Scaling Synthetic Data: From Thousands to Millions
Building infrastructure to generate millions of training images - the engineering of a synthetic data factory.
Our synthetic data efforts have proven the concept. Now we need to scale from prototype (thousands of images) to production (millions per training run).
Scale Requirements
Training a robust perception model needs:
- Hand tracking: 5M+ images across poses, lighting, backgrounds
- Eye tracking: 2M+ images across gaze directions, face shapes
- Scene understanding: 10M+ images across environments, objects
At our current rate (1000 images/day), the hand tracking dataset alone would take 14 years.
The Scaling Challenge
Compute
Rendering bottleneck: ~5 seconds per image on high-end GPU.
Solutions:
- Cloud burst: Spin up 1000 GPU instances for render jobs
- Render optimization: Denoising enables fewer samples
- Lower fidelity where okay: Not every image needs ray tracing
Target: 100,000 images/day sustained.
Asset Pipeline
Diverse training needs diverse assets:
- 1000+ 3D environments
- 10,000+ objects
- 500+ hand textures/shapes
- Unlimited procedural variations
Building asset pipelines with:
- Automated acquisition from 3D repositories
- Procedural variation of base assets
- Quality validation gates
Variation Management
How do you sample from a trillion possible configurations?
Strategies:
- Stratified sampling: Ensure coverage of known important factors
- Curriculum sampling: Start uniform, then focus on failure cases
- Active learning: Let the model tell you what it struggles with
Metadata and Versioning
Every image needs:
- Exact scene configuration (reproducibility)

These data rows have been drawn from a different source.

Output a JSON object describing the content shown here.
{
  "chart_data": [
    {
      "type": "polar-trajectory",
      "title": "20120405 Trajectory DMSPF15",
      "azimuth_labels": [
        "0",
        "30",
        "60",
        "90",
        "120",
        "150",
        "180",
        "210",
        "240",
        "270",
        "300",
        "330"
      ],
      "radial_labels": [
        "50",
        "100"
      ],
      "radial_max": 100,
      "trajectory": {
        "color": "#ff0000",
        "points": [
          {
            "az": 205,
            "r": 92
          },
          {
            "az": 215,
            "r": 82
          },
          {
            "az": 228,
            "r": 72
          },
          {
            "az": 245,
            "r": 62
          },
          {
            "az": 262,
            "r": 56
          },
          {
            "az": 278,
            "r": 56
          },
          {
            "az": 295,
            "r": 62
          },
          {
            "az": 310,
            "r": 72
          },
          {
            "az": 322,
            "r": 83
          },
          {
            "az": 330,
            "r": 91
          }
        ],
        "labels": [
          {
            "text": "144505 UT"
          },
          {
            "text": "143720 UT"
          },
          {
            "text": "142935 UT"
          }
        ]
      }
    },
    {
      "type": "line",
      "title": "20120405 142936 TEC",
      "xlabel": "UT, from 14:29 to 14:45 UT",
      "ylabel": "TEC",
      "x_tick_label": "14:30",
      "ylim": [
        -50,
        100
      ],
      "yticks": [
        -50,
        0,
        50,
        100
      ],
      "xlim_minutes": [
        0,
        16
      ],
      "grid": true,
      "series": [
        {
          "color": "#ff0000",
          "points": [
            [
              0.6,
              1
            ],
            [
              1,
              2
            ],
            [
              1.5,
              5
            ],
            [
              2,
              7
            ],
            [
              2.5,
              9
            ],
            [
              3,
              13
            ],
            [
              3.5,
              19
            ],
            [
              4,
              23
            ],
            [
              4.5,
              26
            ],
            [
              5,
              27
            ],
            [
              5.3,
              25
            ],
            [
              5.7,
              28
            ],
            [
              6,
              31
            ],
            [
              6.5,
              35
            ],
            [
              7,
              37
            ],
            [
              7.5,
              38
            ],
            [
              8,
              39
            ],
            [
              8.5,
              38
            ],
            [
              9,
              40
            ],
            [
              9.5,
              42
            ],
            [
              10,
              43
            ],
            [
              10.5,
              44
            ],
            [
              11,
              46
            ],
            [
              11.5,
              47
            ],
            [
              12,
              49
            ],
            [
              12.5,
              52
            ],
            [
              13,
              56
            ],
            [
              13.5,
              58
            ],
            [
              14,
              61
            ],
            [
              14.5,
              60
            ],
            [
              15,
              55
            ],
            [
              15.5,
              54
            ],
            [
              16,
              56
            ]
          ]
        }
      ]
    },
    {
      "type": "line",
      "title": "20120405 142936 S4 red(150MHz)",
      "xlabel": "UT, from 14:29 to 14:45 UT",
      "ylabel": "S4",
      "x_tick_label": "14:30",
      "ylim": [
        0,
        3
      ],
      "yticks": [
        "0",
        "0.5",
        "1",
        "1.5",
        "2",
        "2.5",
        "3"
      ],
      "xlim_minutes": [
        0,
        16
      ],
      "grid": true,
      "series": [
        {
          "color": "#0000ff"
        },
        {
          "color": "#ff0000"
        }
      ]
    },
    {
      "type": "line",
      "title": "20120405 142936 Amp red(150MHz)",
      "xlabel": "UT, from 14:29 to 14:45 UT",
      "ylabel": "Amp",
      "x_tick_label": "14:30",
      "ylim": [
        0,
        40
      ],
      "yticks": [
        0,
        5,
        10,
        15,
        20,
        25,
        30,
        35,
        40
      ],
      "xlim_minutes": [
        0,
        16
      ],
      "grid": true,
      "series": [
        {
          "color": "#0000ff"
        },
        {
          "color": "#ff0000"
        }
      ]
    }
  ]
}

- Ground truth labels (automatic from render)
- Variation parameters (for analysis)
Storage and tracking for millions of images = database engineering problem.
Infrastructure Architecture
┌─────────────────────────────────────────────────────────────┐
│ Orchestration Layer │
│ - Job scheduling │
│ - Resource allocation │
│ - Progress tracking │
└─────────────────────────────────────────────────────────────┘
│
┌────────────────────┼────────────────────┐
▼ ▼ ▼
┌─────────────────┐ ┌─────────────────┐ ┌─────────────────┐
│ Asset Service │ │ Render Farm │ │ Data Lake │
│ - Asset DB │ │ - GPU cluster │ │ - Image store │
│ - Variation │ │ - Job workers │ │ - Metadata DB │
│ - Validation │ │ - Output queue │ │ - Versioning │
└─────────────────┘ └─────────────────┘ └─────────────────┘
Cost Management
Cloud GPU rendering is expensive:
- 1000 GPUs × $2/hr × 24 hours = $48,000/day
- 100M images = $4.8M in compute alone
Cost reduction strategies:
- Spot instances: 70% savings for fault-tolerant workloads
- Render optimization: 2x speed = 50% cost
- Smart sampling: Better coverage with fewer images
Annual synthetic data budget: $2M. Must make it count.
Validation
How do we know synthetic data is good?
- Visual inspection: Sample renders reviewed by humans
- Distribution analysis: Compare stats to real data
- Model performance: Ultimately, does training on it work?
Building automated validation into the pipeline - no bad data reaches training.